Após a contratação, espera-se a incidência de custos elevados de monitoramento, falhas e impacto econômico destas e ajustes de contratos, os quais acarretam um baixo número de contratos com fornecedores locais, pela insuficiência de requisitos de capacidade, preço, qualidade e entrega. Antes do programa não existia entidade certificadora e cada compradora individualmente exercia seus esforços de seleção, informação e coerção.

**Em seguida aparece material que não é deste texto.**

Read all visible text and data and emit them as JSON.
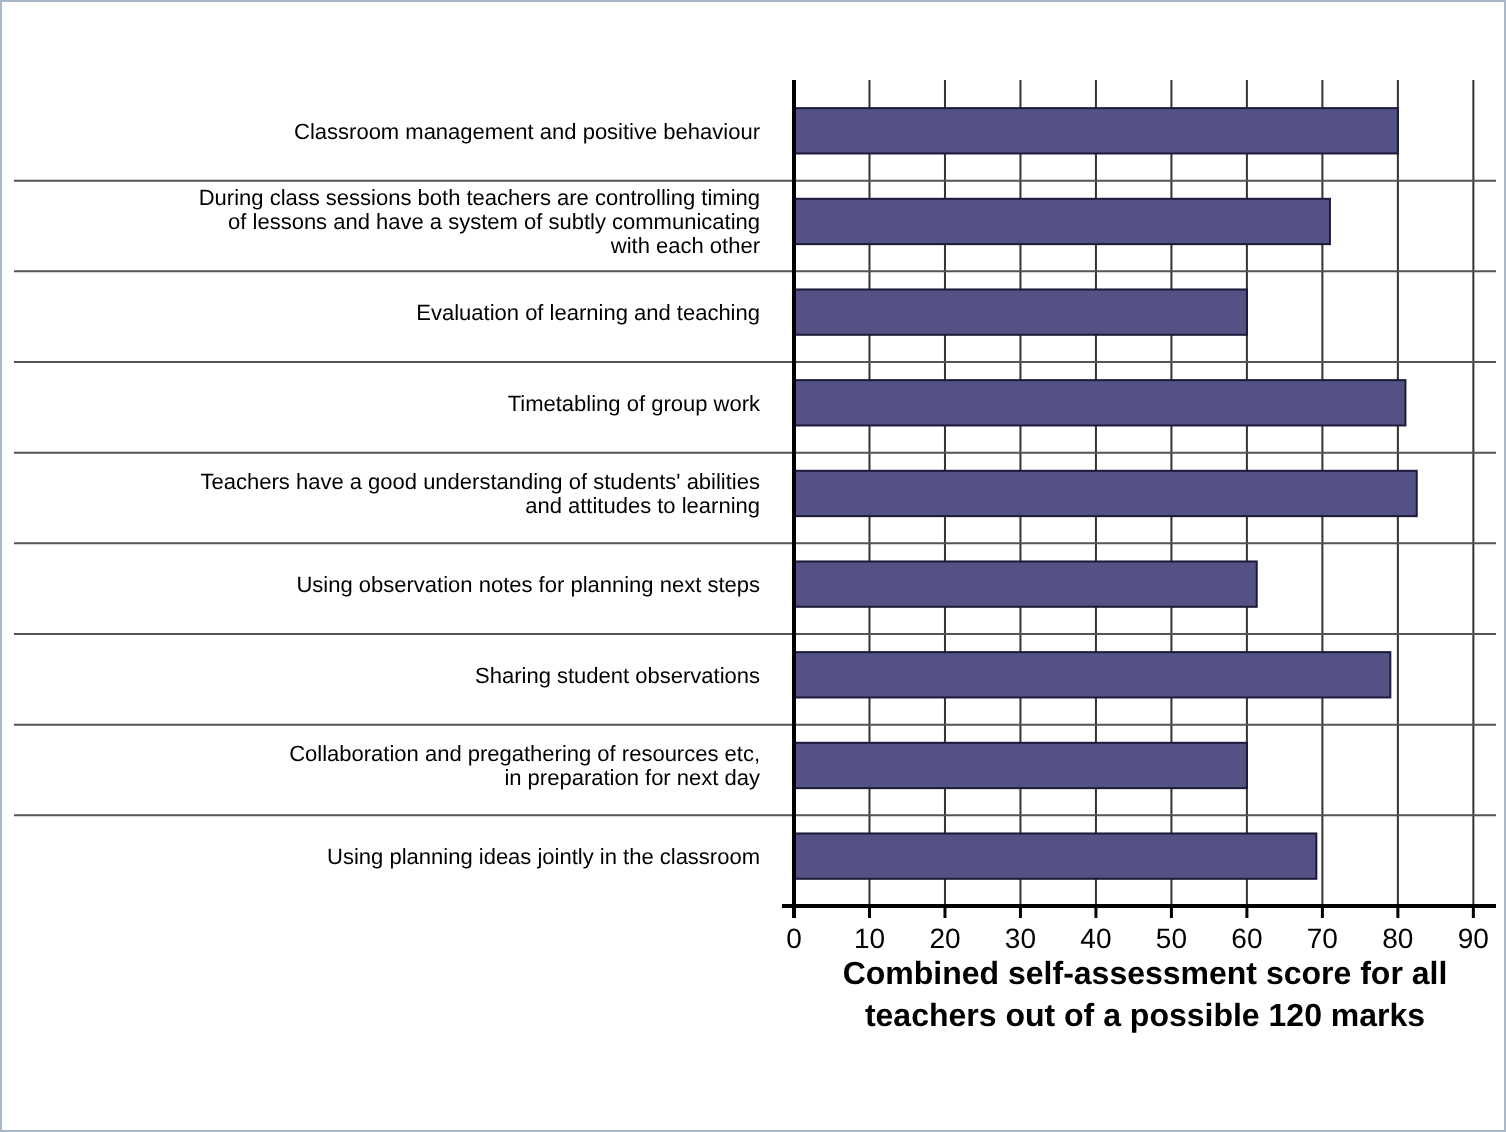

A capacidade do fornecedor local percebida por uma compradora para uma dada transação pode ser maior, menor ou igual à real capacidade desse fornecedor em manter um dado nível de desempenho em relação à qualidade, custo e prazo. Esse conjunto de possibilidades está associado à maior incerteza quanto ao produto ou sewiço a ser adquirido, decorrente dos custos de mensuração. Espera-se que na repetição da transação a área compradora aproxime sua percepção da capacidade à real capacidade do fornecedor.

3.2.2. Fase de criação do programa

A certificação estabelecida pelas compradoras, entidade certificadora e fornecedores torna-se possível pela convergência de interesses. Na Figura 2b a "área de interesse comum" aumenta com a homogeneidade dos interesses, e subsequente convergência de interesses e mobilização de padrões transacionais. Tanto fornecedor quanto firma compradora desejam incrementar o uso potencial do fornecimento local.

Nesta fase as compradoras têm interesse em reduzir os níveis de especificidade dos atributos e de incerteza quanto à variabilidade desses atributos de qualidade, custo e prazo nas aquisições de produtos e serviços. Os fornecedores têm interesse de aproveitar oportunidades de fornecimento com as compradoras, a entidade certificadora tem interesse em desenvolver e promover a inclusão de fornecedores locais filiados à Findes, pois é alto o nível de aquisições junto a fornecedores fora do Espírito Santo. Por um lado existe o interesse do governo local em manter divisas no estado, de outro lado as despesas com deslocamento de mão de obra dos fornecedores de outros estados, e custos logísticos em geral, repassados aos preços dos serviços, incentivam compradoras a preferir o mercado local.

3.2.3. Fase de consolidação da autocertificação

Após a criação do programa, um número crescente de fornecedores, 22 em 1998 a 241 em 2006, busca e obtém a padronização. Eles então são certificados, diminuindo a especificidade e a incerteza das transações de compra. A homogeneidade das demandas das compradoras e o aumento de transações envolvidas no grupo de fornecedores aderentes geram ganhos de escala nos procedimentos de padronização e certificação. O crescimento do programa se dá pela expectativa dos fornecedores em se certificarem, com vistas à manutenção do contrato ou à obtenção de novos contratos com uma ou várias mantenedoras.

A consolidação do programa dá-se de um lado pelo enforcement constrangendo comportamentos e confiscando direitos, tais como a perda da certificação e de contratos. Por outro lado, consolida-se a certificação também como um conjunto ou sistema de representação sumária de crenças e valores compartilhados quanto à efetividade do enforcement de experiências anteriores, reduzindo custos de monitoramento e mal-adaptações (AOKI, 2001).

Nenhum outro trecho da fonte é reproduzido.